The Tefilla project is a student engagement platform for creating a positive and high-impact Tefilla experience for Jewish students around the world, supporting educators from all denominations to create a positive Tefilla experience for their students.
Our vision is to elevate the level of Tefilla in all Jewish Day Schools, Youth groups, Synagogue youth forums, and any other Jewish organization that sets its sights on incorporating Tefilla into their curriculum and schedule. Tefilla is a main staple in the Jewish communal structure, and it is becoming a challenge to continue to create an engaging environment for Tefilla for our students. The Tefilla Project is an educational platform that can give our younger generation a positive association of Tefilla and the tools to continue to pursue Tefilla in their adult years.
The Tefilla Project provides a clear, accessible and user-friendly framework for any educator, Rabbi, teacher, administrator or lay-leader who believes in the true power of Tefilla for their students or participants. The framework is a basic model of student engagement that can be applied at any age, for any denomination of Judaism and for educators and students of any background. Whether the students are devout Orthodox, Conservative, Reform Jews, non-denominational, Communal oragnization, Conserva-dox, Modern Orthodox or other denomination – the Tefilla Project’s basic model of student engagement will always apply.
The model is based on 3 guiding principles, that have been proven with students from North America, Israel and the UK in both formal and informal educational settings:
- Say it Out Loud
- Less is More
- Small group setting
The Tefilla Project offers a multi-tiered support for educators seeking to enhance the Tefilla in their organizations, and is suited both for administrators or lay leaders at the heads of their organizations, as well as the teacher or youth director seeking to improve the Tefilla in their focused group setting. The site is geared towards educators, administrators or lay leaders – giving them the support and consultations they need in order to succeed with their students. The content, support, Skype consultations and Presentations are specifically designed for the educators, not the students, as a professional development support.

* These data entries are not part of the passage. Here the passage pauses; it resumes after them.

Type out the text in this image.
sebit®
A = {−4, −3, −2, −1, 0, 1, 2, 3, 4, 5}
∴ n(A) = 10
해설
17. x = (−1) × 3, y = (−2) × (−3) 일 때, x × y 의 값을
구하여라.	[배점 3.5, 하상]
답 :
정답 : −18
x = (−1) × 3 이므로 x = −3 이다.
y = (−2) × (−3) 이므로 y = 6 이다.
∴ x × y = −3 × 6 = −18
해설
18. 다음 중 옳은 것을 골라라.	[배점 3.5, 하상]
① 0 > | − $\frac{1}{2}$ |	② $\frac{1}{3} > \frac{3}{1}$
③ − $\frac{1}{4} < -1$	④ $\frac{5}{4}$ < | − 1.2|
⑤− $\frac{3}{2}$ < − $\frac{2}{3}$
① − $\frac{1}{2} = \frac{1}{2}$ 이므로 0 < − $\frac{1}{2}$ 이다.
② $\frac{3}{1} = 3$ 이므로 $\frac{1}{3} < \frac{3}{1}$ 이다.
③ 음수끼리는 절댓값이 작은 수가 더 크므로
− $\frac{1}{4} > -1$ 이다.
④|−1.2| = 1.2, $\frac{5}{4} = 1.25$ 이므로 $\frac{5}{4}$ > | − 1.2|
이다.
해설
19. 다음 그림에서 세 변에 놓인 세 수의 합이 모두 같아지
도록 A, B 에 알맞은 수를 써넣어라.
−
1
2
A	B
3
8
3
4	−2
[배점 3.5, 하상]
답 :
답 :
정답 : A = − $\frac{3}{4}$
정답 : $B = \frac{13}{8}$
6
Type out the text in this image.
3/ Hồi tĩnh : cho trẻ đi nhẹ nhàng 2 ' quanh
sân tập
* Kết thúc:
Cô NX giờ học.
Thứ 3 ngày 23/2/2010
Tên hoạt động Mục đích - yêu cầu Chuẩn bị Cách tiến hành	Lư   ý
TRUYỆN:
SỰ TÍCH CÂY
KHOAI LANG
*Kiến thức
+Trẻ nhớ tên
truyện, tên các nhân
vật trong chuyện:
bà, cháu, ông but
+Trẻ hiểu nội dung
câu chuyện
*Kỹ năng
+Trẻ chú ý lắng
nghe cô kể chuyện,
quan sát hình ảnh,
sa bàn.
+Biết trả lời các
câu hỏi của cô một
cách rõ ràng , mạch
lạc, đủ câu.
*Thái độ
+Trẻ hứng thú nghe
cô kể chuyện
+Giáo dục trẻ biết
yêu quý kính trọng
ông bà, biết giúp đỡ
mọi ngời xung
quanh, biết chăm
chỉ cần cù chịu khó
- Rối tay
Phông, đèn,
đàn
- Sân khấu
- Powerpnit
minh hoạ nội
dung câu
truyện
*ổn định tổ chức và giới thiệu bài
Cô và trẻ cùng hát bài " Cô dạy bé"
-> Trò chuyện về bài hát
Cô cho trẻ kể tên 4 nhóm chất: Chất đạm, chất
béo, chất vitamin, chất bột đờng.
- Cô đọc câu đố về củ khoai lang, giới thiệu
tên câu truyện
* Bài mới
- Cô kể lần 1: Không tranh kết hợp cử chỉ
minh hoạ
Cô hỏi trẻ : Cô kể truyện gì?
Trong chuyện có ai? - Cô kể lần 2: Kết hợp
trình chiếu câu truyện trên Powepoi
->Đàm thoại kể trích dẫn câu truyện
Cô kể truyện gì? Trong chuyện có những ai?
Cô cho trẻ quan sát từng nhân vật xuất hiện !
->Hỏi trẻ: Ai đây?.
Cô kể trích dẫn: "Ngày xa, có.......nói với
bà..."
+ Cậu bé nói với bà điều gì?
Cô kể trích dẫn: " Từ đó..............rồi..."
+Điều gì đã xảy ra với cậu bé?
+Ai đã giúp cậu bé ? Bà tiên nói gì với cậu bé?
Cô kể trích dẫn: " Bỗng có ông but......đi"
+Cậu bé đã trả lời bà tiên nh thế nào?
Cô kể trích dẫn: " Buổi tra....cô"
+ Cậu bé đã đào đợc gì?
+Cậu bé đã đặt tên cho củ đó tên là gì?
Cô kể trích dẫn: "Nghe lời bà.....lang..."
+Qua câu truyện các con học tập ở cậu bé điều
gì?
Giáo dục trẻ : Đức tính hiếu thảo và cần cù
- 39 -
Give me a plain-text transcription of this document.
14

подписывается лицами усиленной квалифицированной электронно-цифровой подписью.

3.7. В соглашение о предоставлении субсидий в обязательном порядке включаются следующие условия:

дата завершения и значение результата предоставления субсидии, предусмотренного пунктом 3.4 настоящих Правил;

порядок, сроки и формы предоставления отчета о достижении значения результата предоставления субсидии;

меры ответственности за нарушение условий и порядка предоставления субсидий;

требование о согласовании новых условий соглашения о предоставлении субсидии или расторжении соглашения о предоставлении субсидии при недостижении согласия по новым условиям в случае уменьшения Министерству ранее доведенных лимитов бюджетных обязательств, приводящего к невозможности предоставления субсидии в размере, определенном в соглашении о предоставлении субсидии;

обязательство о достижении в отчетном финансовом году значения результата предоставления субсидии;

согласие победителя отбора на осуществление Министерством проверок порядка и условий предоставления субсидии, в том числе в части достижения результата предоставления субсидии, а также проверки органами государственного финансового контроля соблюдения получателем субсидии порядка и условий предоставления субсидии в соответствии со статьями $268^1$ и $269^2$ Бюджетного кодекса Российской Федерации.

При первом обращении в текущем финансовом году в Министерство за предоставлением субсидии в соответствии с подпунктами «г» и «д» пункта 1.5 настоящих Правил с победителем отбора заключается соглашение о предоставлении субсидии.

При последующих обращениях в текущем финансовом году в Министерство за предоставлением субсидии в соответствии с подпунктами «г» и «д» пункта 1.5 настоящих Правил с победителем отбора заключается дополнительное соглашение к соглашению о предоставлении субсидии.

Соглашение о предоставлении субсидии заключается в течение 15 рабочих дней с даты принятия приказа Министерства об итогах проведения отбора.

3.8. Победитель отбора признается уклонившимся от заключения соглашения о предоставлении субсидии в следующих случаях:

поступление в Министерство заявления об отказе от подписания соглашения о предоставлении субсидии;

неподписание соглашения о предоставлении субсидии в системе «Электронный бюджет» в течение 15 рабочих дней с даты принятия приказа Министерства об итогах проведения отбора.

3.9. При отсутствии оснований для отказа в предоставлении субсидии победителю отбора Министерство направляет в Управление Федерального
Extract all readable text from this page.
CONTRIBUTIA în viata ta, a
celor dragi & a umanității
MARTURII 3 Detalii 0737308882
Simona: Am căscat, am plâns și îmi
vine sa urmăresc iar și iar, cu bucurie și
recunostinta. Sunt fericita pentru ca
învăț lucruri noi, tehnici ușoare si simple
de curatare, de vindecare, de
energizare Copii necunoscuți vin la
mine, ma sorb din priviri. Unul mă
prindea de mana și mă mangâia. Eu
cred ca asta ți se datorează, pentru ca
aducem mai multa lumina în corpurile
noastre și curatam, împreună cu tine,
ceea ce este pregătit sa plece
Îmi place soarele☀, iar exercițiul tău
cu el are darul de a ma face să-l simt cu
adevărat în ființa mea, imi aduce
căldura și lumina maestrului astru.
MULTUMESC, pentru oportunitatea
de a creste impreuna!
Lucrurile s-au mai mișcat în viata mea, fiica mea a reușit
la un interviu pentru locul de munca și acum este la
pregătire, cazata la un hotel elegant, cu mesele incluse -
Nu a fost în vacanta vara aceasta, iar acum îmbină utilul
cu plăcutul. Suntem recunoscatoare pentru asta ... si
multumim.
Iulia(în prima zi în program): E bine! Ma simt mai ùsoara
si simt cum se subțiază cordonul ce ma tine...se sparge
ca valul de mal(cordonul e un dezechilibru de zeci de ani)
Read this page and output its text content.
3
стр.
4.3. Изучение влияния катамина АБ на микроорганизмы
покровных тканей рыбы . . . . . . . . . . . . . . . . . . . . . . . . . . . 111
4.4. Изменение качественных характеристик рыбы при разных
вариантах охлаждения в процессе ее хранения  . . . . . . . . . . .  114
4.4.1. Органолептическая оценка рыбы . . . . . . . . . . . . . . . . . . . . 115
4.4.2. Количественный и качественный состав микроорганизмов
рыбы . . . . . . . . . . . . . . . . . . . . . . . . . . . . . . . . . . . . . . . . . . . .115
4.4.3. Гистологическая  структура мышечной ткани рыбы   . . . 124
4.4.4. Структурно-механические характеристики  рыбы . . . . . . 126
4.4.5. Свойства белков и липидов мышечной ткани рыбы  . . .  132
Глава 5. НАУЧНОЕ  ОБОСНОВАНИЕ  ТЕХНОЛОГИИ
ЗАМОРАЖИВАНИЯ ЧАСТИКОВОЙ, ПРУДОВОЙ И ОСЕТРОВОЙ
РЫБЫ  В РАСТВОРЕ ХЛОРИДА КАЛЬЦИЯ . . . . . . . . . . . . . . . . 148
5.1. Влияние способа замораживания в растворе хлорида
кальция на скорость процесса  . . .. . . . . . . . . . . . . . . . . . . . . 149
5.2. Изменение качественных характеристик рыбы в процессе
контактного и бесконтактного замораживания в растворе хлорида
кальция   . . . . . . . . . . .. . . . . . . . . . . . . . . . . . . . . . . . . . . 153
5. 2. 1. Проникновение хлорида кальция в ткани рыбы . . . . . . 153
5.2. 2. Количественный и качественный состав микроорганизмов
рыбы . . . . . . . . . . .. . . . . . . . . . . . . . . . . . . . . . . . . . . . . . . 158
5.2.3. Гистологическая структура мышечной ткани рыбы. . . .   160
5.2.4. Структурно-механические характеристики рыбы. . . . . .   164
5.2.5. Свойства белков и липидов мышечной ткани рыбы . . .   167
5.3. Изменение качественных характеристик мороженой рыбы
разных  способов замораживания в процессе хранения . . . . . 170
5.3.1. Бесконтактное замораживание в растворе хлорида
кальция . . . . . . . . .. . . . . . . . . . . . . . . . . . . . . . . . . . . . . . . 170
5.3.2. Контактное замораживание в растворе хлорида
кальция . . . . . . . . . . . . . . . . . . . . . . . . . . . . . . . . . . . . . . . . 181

The Tefilla Project has also developed metrics of success for student engagement in Tefilla. The metrics are broken down into three main categories:
- Student engagement
- Behaviour
- Environment
Each metric has sub-categories and nuances depending on the students’ age, background and affiliation. The metrics are clear and easy to follow, so that educators can determine the success of their Tefilla in concrete terms, track what is improving and what areas are still in need of improvement. Each client of The Tefilla Project will receive ongoing follow up and support from Rabbi Ariel Tal during the course of their membership, to ensure the success of their Tefilla Program.
There are synagogues which regularly poll their congregants about their tefillah experience and adjust their service based on the assembled data. Questions about tefillah are regularly part of exit surveys distributed by Jewish camps and retreats. Grades for tefillah also occupy significant real estate in the progress report or report card of Jewish day school/yeshiva/cheder where set times for prayer are part of the curriculum. Assigning a mark for tefillah becomes contentious when a student (and parent) raise an objection with the comment, “You can’t grade my spirituality!”
For most school subjects and experiences there is an understanding of what excellence looks like. In language arts, it could be the organization of an essay, the proper use of grammar, or the critical analysis of a text. For math the performance of understanding could be the application of a formula, or the solution to word problems.
But what about tefillah? Indeed, some schools have chosen to exclude tefillah from the formal curriculum and grading. For those who are tasked to created structured tefillah, the challenge is how to embed a passion for the daily routine of prayer. There is a need to create a rubric for assessing tefillah that goes beyond the externals, can be applied to different settings across denominational lines, and which does not invade the personal space of the individual whose spirituality cannot be subject to outside evaluation.
Rav Eliot Feldman, Educational Coordinator for The Tefilla Project, has developed a metric system based on the updated model of Bloom’s Taxonomy. The Tefilla Project’s tefillah metrics is a unique and one-of-its-kind educational evaluation system that helps professionalize a school’s approach to enhancing student Tefilla engagement.